Once established, cornelian cherry is remarkably self-sufficient. Water during prolonged dry spells in summer, especially in the first two or three years, but mature plants cope well with moderate moisture and rarely need supplementary watering except in severe drought. Clay and loam soils hold moisture better than chalk, so adjust frequency accordingly.
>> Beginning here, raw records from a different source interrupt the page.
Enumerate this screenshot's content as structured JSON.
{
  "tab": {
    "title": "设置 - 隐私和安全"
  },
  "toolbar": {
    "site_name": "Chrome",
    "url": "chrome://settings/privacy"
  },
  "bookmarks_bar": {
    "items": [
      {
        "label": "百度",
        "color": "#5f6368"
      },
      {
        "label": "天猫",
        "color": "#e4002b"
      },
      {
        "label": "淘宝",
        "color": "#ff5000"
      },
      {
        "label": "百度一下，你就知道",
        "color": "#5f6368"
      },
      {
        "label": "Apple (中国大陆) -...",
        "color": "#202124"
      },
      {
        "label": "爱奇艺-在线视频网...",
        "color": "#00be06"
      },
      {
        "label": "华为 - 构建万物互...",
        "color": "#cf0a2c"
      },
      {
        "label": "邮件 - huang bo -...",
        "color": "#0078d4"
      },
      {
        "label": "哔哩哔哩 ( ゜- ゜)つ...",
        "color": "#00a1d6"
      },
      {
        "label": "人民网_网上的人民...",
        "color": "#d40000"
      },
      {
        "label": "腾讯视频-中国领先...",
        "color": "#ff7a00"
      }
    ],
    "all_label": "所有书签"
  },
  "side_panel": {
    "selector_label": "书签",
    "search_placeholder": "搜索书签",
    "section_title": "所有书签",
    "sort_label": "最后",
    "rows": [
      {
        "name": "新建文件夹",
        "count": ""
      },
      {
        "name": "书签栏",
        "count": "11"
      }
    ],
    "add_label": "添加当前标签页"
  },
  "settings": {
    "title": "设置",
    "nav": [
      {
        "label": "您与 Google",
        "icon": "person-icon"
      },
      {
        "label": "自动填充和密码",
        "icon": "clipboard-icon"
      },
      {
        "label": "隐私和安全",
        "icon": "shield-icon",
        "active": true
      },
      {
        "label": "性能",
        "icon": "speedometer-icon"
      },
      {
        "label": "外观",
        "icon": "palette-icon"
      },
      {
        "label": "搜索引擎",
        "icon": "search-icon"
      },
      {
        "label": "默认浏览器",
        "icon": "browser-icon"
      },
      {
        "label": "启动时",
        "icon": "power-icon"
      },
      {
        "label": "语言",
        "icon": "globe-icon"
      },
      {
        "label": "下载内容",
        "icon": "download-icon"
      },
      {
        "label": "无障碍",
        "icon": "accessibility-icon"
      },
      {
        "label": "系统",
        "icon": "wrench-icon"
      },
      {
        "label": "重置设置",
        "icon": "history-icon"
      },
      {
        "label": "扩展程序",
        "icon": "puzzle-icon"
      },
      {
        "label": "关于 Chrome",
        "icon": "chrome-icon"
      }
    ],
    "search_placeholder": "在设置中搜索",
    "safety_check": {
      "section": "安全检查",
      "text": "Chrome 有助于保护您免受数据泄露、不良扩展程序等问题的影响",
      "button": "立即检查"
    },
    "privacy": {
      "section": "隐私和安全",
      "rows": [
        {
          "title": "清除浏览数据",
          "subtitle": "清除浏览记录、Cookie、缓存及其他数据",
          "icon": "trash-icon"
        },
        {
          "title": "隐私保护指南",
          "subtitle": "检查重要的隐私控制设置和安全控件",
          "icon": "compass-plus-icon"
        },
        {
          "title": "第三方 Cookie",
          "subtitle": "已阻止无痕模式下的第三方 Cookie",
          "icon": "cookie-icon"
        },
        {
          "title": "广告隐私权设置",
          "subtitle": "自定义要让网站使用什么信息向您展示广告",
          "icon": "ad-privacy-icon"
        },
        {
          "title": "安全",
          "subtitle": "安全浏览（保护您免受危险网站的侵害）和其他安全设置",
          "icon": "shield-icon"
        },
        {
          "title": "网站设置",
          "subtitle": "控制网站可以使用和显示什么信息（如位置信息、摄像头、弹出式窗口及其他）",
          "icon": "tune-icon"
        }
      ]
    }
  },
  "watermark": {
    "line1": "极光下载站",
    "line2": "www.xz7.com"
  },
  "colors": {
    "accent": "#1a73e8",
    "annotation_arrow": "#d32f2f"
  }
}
Feed in March or April with a general-purpose granular fertiliser such as blood, fish, and bone, scattered in a circle around the dripline at roughly 70 g per square metre, or apply a 3–5 cm top-up of garden compost as a mulch. Cornelian cherry isn't a heavy feeder, so a single annual application is enough. Avoid high-nitrogen feeds after mid-summer, as soft late growth is more vulnerable to winter cold. The shrub is fully hardy across zones 4a–8b and needs no winter protection in temperate Europe. Mulch helps conserve soil moisture and suppresses weeds, but refresh it only when it breaks down; a permanent thick layer against the stem can encourage rot. Pests and diseases are rare. Occasionally aphids cluster on soft new growth in spring; a strong jet of water usually dislodges them, or leave them for natural predators. Coral spot fungus can appear on dead wood; prune out affected stems and burn or bin them—don't compost. The edible fruits ripen in late summer; birds often take them before you do, but netting is an option if you want a crop for preserves. Cornelian cherry's low-maintenance reputation is well earned. An annual feed, a light post-flowering tidy, and occasional watering in drought are all it asks.